Pembrolizumab was administered at 200 mg every 3 weeks until disease progression, unacceptable toxicity, or a maximum of 2 years. The primary endpoint was ORR, and secondary endpoints included DOR, DCR, PFS, and OS.
The median follow-up was 10.9 months (range, 7.7-15.5) and 9 (5.3%) patients remained on pembrolizumab at the data cutoff of November 10, 2016. There was 1 CR and 7 PRs, and a total 27% of patients had a decrease in target lesion size from baseline, and progressive disease was reported for 60.6 % (n = 103) of patients.
PD-L1 status was not associated with response; the ORR was 4.8% in PD-L1—positive patients and 4.7% in PD-L1–negative patients.
The median time to response was 3.0 months (range, 1.9-8.1). The DCR was 7.6%, the median PFS was 2 months (95% CI, 1.9-2.0) and the median OS was 8.9 months (95% CI, 7.2-11.2). Additionally, 6-month PFS and OS rates were 12% and 69%, respectively. There was no significant difference in PFS or OS in the PD-L1—positive versus –negative cohorts.
In patients with poor prognostic factors, the ORR was 2% in patients with elevated LDH compared with 7% in patients with normal or low LDH. In patients with visceral metastases, the ORR was 2% compared with 11% in patients with no visceral metastases. No patients with liver metastases had a response.
The median time on therapy was 56.5 days and the median number of doses was 3. At the time of the analysis, 161 patients (94.7%) had discontinued treatment. The majority of patients discontinued due to disease progression; 7 patients (4.1%) discontinued due to adverse events (AEs).

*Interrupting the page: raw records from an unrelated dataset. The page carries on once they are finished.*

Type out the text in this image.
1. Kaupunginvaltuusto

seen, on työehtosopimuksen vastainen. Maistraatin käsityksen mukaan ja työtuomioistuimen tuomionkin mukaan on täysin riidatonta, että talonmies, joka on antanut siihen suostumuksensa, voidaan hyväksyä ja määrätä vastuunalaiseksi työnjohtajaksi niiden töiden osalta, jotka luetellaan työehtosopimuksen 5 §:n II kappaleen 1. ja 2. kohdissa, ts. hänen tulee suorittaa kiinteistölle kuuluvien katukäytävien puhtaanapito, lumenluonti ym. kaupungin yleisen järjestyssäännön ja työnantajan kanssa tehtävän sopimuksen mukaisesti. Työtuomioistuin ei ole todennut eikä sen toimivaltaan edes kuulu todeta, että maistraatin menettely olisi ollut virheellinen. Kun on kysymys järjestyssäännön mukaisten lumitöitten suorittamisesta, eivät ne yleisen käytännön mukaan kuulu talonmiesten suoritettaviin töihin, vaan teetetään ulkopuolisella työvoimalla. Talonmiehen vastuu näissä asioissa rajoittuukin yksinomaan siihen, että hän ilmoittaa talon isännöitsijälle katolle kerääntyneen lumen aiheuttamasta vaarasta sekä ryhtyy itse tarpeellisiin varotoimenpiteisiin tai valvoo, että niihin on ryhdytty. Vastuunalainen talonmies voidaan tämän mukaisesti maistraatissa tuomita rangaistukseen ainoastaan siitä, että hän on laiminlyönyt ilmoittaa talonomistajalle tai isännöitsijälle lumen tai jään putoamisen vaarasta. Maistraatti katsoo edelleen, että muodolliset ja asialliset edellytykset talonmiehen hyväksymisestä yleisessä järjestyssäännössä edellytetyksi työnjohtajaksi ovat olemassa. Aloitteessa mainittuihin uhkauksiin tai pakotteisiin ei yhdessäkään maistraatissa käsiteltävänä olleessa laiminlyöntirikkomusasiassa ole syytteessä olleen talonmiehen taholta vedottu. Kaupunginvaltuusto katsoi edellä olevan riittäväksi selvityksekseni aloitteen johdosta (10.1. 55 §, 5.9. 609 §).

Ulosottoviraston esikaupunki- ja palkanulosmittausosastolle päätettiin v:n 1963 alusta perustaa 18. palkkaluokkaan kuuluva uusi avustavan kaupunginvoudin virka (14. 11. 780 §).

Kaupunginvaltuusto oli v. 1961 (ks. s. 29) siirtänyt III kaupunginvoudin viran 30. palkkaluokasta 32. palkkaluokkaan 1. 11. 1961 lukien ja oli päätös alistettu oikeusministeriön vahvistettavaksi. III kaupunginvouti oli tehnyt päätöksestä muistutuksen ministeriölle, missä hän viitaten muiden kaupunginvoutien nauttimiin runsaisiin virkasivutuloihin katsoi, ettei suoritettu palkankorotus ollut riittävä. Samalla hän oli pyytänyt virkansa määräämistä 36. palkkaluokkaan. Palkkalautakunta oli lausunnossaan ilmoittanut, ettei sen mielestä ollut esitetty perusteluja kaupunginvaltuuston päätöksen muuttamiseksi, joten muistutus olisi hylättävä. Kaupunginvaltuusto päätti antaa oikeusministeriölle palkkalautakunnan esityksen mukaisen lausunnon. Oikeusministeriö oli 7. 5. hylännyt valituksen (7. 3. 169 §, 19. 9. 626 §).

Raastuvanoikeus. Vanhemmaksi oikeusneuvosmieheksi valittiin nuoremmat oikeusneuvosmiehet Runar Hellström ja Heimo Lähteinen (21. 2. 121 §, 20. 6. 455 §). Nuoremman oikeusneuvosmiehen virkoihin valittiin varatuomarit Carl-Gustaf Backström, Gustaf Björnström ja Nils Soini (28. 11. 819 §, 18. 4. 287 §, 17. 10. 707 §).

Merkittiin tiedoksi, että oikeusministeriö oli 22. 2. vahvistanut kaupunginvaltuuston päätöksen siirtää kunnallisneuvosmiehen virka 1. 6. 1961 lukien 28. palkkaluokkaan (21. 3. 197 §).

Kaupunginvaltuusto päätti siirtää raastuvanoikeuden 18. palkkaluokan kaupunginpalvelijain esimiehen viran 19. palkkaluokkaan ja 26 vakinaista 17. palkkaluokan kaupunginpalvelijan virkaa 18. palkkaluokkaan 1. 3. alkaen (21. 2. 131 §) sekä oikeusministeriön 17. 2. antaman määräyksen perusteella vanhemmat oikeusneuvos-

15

Regarding safety, all-grade treatment-related adverse events (TRAEs) occurred in 60% of patients, with 12.4% of patients experiencing grade 3/4 TRAEs. The most common all-grade AEs were fatigue (20.6%) and nausea (10.6%). All-grade immune-mediated AEs occurred in 18.8% of patients, 1.2% of which were grade 3/4; none led to death. The most common all-grade immune-mediated AEs were hypothyroidism (11.2%), hyperthyroidism (4.7%), and pneumonitis (3.5%). There were no AE-related deaths.

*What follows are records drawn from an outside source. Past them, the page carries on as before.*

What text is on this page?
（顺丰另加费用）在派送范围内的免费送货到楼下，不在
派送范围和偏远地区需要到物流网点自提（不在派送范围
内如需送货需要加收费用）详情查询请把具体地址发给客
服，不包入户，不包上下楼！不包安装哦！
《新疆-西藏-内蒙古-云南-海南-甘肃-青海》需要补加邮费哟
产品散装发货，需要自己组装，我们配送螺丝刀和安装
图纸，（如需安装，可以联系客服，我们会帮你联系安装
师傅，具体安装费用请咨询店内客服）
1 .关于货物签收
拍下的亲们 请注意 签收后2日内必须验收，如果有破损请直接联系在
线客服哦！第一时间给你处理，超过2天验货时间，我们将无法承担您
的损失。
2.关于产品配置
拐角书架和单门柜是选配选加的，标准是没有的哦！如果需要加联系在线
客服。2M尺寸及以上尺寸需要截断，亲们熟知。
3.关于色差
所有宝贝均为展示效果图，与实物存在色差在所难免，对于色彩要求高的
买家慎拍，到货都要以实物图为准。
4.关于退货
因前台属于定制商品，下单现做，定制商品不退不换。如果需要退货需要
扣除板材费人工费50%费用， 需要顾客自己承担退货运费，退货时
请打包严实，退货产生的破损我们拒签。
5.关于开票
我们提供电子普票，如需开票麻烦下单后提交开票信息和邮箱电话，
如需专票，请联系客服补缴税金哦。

Moreover, in the phase Ib KEYNOTE-012 study, in which 32 patients with PD-L1—positive heavily pretreated TNBC received pembrolizumab at 10 mg/kg every 2 weeks. Findings showed that the ORR was 18.5%, which included 1 CR (3.7%) and 4 partial PRs (14.8%).3 Seven patients had SD (25.9%), 1 of which lasted for ≥24 months.
Additional ongoing clinical trials are continuing to evaluate pembrolizumab in TNBC, including the KEYNOTE-355 (NCT02819518) and KEYNOTE-522 (NCT03036488) studies.